Always carry a distraction with you when you're playing with your puppy outside. You can stop play, by standing like a statue to show that fun ends with bad behavior. If that doesn't work, you can use the tug toy or whatever you have to redirect him. Wear old clothes


----------



## texaspoodlelover (Jul 25, 2014)

I personally I don't put much stock into growth charts. when Othello was younger he was 12 wks old and only 9lbs and stayed relatively small the first 6-7 months of his life. Now at 10 months old he is 25 1/2 inches and 55lbs (and growing ) myself and many friends thought he would be small but he fooled all of us. so just feed your pup 5 start star food and he will grow to whatever size he is supposed to be .. what size were his parents and grand parents?


----------



## Naira (Jan 9, 2015)

texaspoodlelover said:


> I personally I don't put much stock into growth charts. when Othello was younger he was 12 wks old and only 9lbs and stayed relatively small the first 6-7 months of his life. Now at 10 months old he is 25 1/2 inches and 55lbs (and growing ) myself and many friends thought he would be small but he fooled all of us. so just feed your pup 5 start star food and he will grow to whatever size he is supposed to be .. what size were his parents and grand parents?

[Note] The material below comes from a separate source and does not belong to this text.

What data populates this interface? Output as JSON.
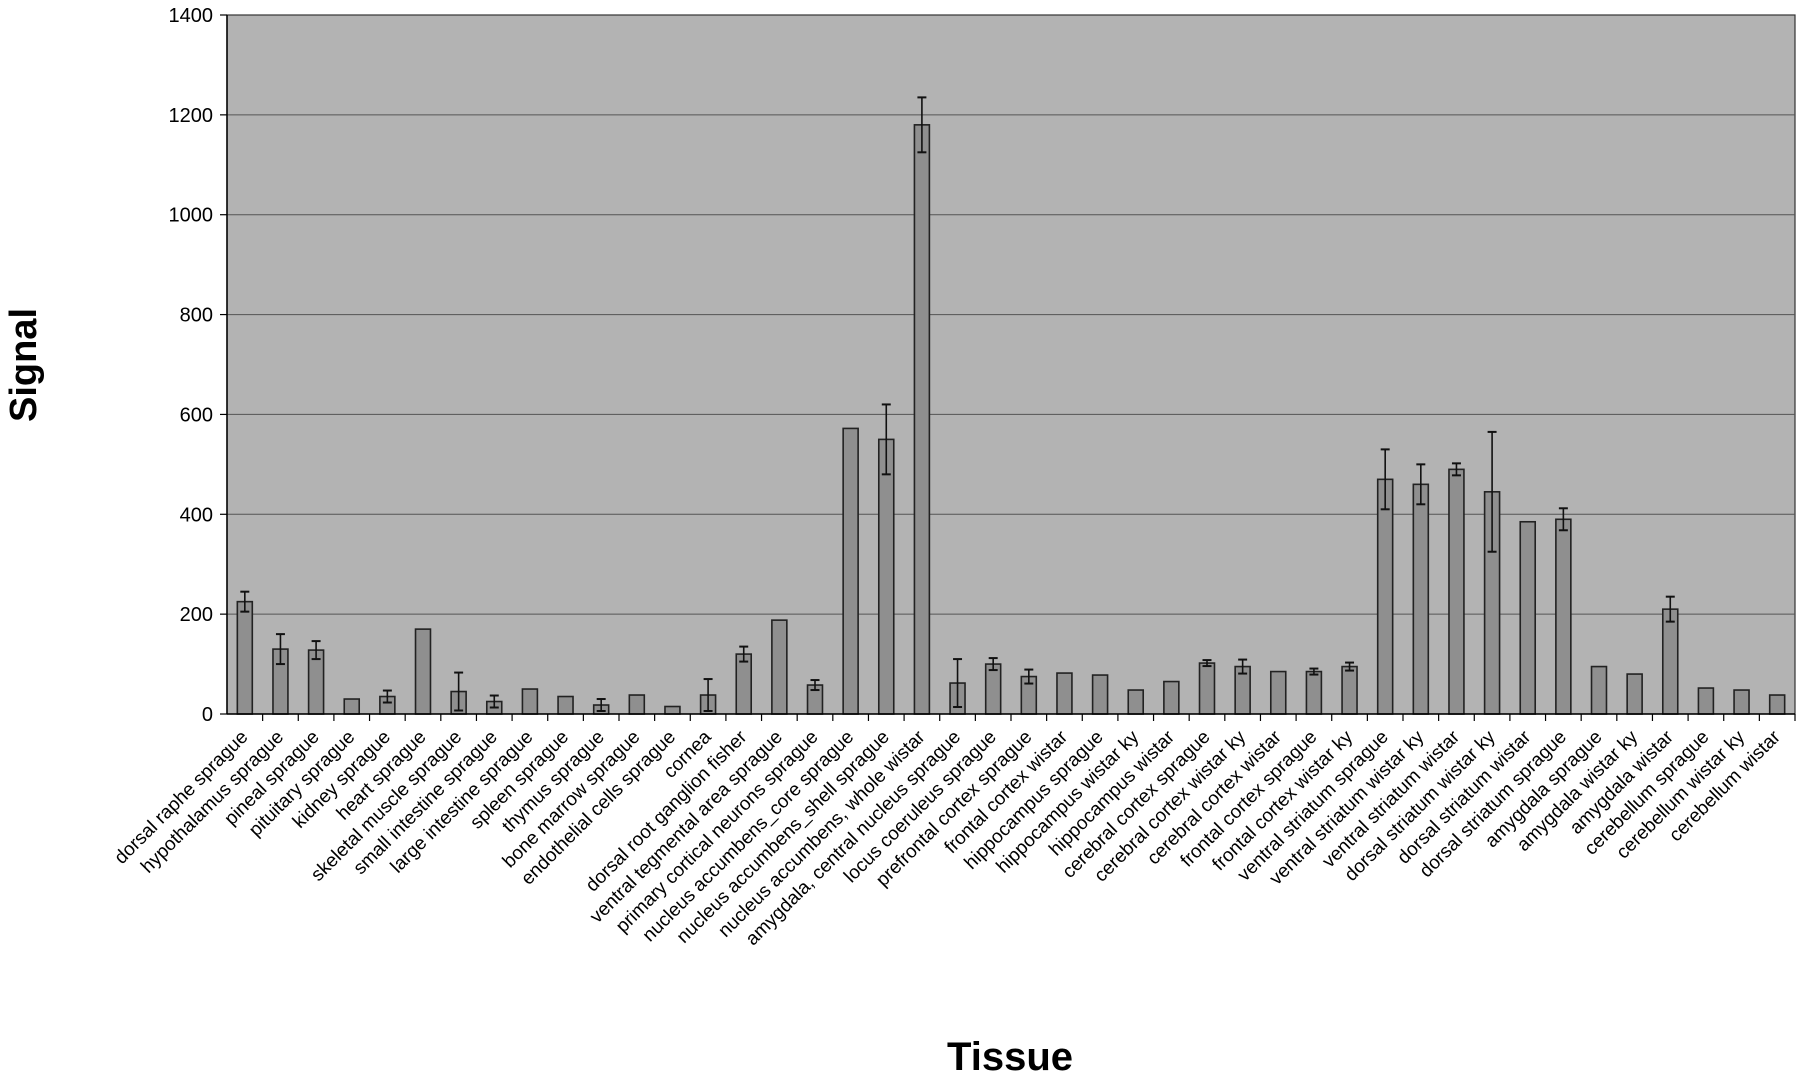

Just wanted to say I appreciate this post!  I'm like a shark when it comes to reading posts about smaller standard poodle puppies. The more I read it seems like, puppy size doesn't always correlate to adult size and that parent size is the best indicator..but of course "flukes" happen. 

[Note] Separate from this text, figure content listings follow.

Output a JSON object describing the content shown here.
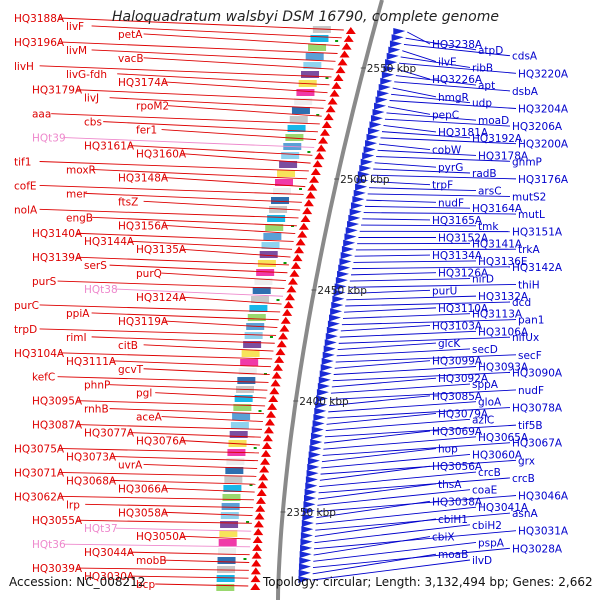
{
  "header": {
    "title": "Haloquadratum walsbyi DSM 16790, complete genome"
  },
  "footer": {
    "accession": "Accession: NC_008212",
    "topology": "Topology: circular; Length: 3,132,494 bp; Genes: 2,662"
  },
  "colors": {
    "left_label": "#dd0000",
    "right_label": "#0000cc",
    "trna_label": "#ee88cc",
    "left_arrow": "#ee0000",
    "right_arrow": "#1a2bd6",
    "backbone": "#888888"
  },
  "scale_marks": [
    "2550 kbp",
    "2500 kbp",
    "2450 kbp",
    "2400 kbp",
    "2350 kbp"
  ],
  "left_genes": [
    {
      "label": "HQ3188A",
      "type": "protein"
    },
    {
      "label": "livF",
      "type": "protein"
    },
    {
      "label": "petA",
      "type": "protein"
    },
    {
      "label": "HQ3196A",
      "type": "protein"
    },
    {
      "label": "livM",
      "type": "protein"
    },
    {
      "label": "vacB",
      "type": "protein"
    },
    {
      "label": "livH",
      "type": "protein"
    },
    {
      "label": "livG-fdh",
      "type": "protein"
    },
    {
      "label": "HQ3174A",
      "type": "protein"
    },
    {
      "label": "HQ3179A",
      "type": "protein"
    },
    {
      "label": "livJ",
      "type": "protein"
    },
    {
      "label": "rpoM2",
      "type": "protein"
    },
    {
      "label": "aaa",
      "type": "protein"
    },
    {
      "label": "cbs",
      "type": "protein"
    },
    {
      "label": "fer1",
      "type": "protein"
    },
    {
      "label": "HQt39",
      "type": "tRNA"
    },
    {
      "label": "HQ3161A",
      "type": "protein"
    },
    {
      "label": "HQ3160A",
      "type": "protein"
    },
    {
      "label": "tif1",
      "type": "protein"
    },
    {
      "label": "moxR",
      "type": "protein"
    },
    {
      "label": "HQ3148A",
      "type": "protein"
    },
    {
      "label": "cofE",
      "type": "protein"
    },
    {
      "label": "mer",
      "type": "protein"
    },
    {
      "label": "ftsZ",
      "type": "protein"
    },
    {
      "label": "nolA",
      "type": "protein"
    },
    {
      "label": "engB",
      "type": "protein"
    },
    {
      "label": "HQ3156A",
      "type": "protein"
    },
    {
      "label": "HQ3140A",
      "type": "protein"
    },
    {
      "label": "HQ3144A",
      "type": "protein"
    },
    {
      "label": "HQ3135A",
      "type": "protein"
    },
    {
      "label": "HQ3139A",
      "type": "protein"
    },
    {
      "label": "serS",
      "type": "protein"
    },
    {
      "label": "purQ",
      "type": "protein"
    },
    {
      "label": "purS",
      "type": "protein"
    },
    {
      "label": "HQt38",
      "type": "tRNA"
    },
    {
      "label": "HQ3124A",
      "type": "protein"
    },
    {
      "label": "purC",
      "type": "protein"
    },
    {
      "label": "ppiA",
      "type": "protein"
    },
    {
      "label": "HQ3119A",
      "type": "protein"
    },
    {
      "label": "trpD",
      "type": "protein"
    },
    {
      "label": "rimI",
      "type": "protein"
    },
    {
      "label": "citB",
      "type": "protein"
    },
    {
      "label": "HQ3104A",
      "type": "protein"
    },
    {
      "label": "HQ3111A",
      "type": "protein"
    },
    {
      "label": "gcvT",
      "type": "protein"
    },
    {
      "label": "kefC",
      "type": "protein"
    },
    {
      "label": "phnP",
      "type": "protein"
    },
    {
      "label": "pgl",
      "type": "protein"
    },
    {
      "label": "HQ3095A",
      "type": "protein"
    },
    {
      "label": "rnhB",
      "type": "protein"
    },
    {
      "label": "aceA",
      "type": "protein"
    },
    {
      "label": "HQ3087A",
      "type": "protein"
    },
    {
      "label": "HQ3077A",
      "type": "protein"
    },
    {
      "label": "HQ3076A",
      "type": "protein"
    },
    {
      "label": "HQ3075A",
      "type": "protein"
    },
    {
      "label": "HQ3073A",
      "type": "protein"
    },
    {
      "label": "uvrA",
      "type": "protein"
    },
    {
      "label": "HQ3071A",
      "type": "protein"
    },
    {
      "label": "HQ3068A",
      "type": "protein"
    },
    {
      "label": "HQ3066A",
      "type": "protein"
    },
    {
      "label": "HQ3062A",
      "type": "protein"
    },
    {
      "label": "lrp",
      "type": "protein"
    },
    {
      "label": "HQ3058A",
      "type": "protein"
    },
    {
      "label": "HQ3055A",
      "type": "protein"
    },
    {
      "label": "HQt37",
      "type": "tRNA"
    },
    {
      "label": "HQ3050A",
      "type": "protein"
    },
    {
      "label": "HQt36",
      "type": "tRNA"
    },
    {
      "label": "HQ3044A",
      "type": "protein"
    },
    {
      "label": "mobB",
      "type": "protein"
    },
    {
      "label": "HQ3039A",
      "type": "protein"
    },
    {
      "label": "HQ3030A",
      "type": "protein"
    },
    {
      "label": "bcp",
      "type": "protein"
    }
  ],
  "right_genes": [
    {
      "label": "HQ3238A"
    },
    {
      "label": "atpD"
    },
    {
      "label": "cdsA"
    },
    {
      "label": "ilvE"
    },
    {
      "label": "ribB"
    },
    {
      "label": "HQ3220A"
    },
    {
      "label": "HQ3226A"
    },
    {
      "label": "apt"
    },
    {
      "label": "dsbA"
    },
    {
      "label": "hmgR"
    },
    {
      "label": "udp"
    },
    {
      "label": "HQ3204A"
    },
    {
      "label": "pepC"
    },
    {
      "label": "moaD"
    },
    {
      "label": "HQ3206A"
    },
    {
      "label": "HQ3181A"
    },
    {
      "label": "HQ3192A"
    },
    {
      "label": "HQ3200A"
    },
    {
      "label": "cobW"
    },
    {
      "label": "HQ3178A"
    },
    {
      "label": "ghmP"
    },
    {
      "label": "pyrG"
    },
    {
      "label": "radB"
    },
    {
      "label": "HQ3176A"
    },
    {
      "label": "trpF"
    },
    {
      "label": "arsC"
    },
    {
      "label": "mutS2"
    },
    {
      "label": "nudF"
    },
    {
      "label": "HQ3164A"
    },
    {
      "label": "mutL"
    },
    {
      "label": "HQ3165A"
    },
    {
      "label": "tmk"
    },
    {
      "label": "HQ3151A"
    },
    {
      "label": "HQ3152A"
    },
    {
      "label": "HQ3141A"
    },
    {
      "label": "trkA"
    },
    {
      "label": "HQ3134A"
    },
    {
      "label": "HQ3136E"
    },
    {
      "label": "HQ3142A"
    },
    {
      "label": "HQ3126A"
    },
    {
      "label": "nirD"
    },
    {
      "label": "thiH"
    },
    {
      "label": "purU"
    },
    {
      "label": "HQ3132A"
    },
    {
      "label": "dcd"
    },
    {
      "label": "HQ3110A"
    },
    {
      "label": "HQ3113A"
    },
    {
      "label": "pan1"
    },
    {
      "label": "HQ3103A"
    },
    {
      "label": "HQ3106A"
    },
    {
      "label": "nifUx"
    },
    {
      "label": "glcK"
    },
    {
      "label": "secD"
    },
    {
      "label": "secF"
    },
    {
      "label": "HQ3099A"
    },
    {
      "label": "HQ3093A"
    },
    {
      "label": "HQ3090A"
    },
    {
      "label": "HQ3092A"
    },
    {
      "label": "sppA"
    },
    {
      "label": "nudF"
    },
    {
      "label": "HQ3085A"
    },
    {
      "label": "gloA"
    },
    {
      "label": "HQ3078A"
    },
    {
      "label": "HQ3079A"
    },
    {
      "label": "azlC"
    },
    {
      "label": "tif5B"
    },
    {
      "label": "HQ3069A"
    },
    {
      "label": "HQ3065A"
    },
    {
      "label": "HQ3067A"
    },
    {
      "label": "hop"
    },
    {
      "label": "HQ3060A"
    },
    {
      "label": "grx"
    },
    {
      "label": "HQ3056A"
    },
    {
      "label": "crcB"
    },
    {
      "label": "crcB"
    },
    {
      "label": "thsA"
    },
    {
      "label": "coaE"
    },
    {
      "label": "HQ3046A"
    },
    {
      "label": "HQ3038A"
    },
    {
      "label": "HQ3041A"
    },
    {
      "label": "asnA"
    },
    {
      "label": "cbiH1"
    },
    {
      "label": "cbiH2"
    },
    {
      "label": "HQ3031A"
    },
    {
      "label": "cbiX"
    },
    {
      "label": "pspA"
    },
    {
      "label": "HQ3028A"
    },
    {
      "label": "moaB"
    },
    {
      "label": "ilvD"
    }
  ]
}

Mine was 8 lbs at 12 weeks, and doubled her weight by 16 weeks (she's 16+ pounds). Still small, but she's gaining weight/height pretty rapidly.

Naira is so gentle, that some times I think it would be cool to have a big, gentle dog! But at the same time, I was interested in a smaller standard when I began my search. So no matter what size she grows into I'll be thrilled.


----------



## UKtwa (Jan 8, 2015)

the nipping thing i do understand. I have always had smaller breeds so the nipping wasnt a problem. but with penny my calves look like hamburger. they are bloody adn bruised from her nipping and biting. I am working on her and hope soon we can get it under control.


----------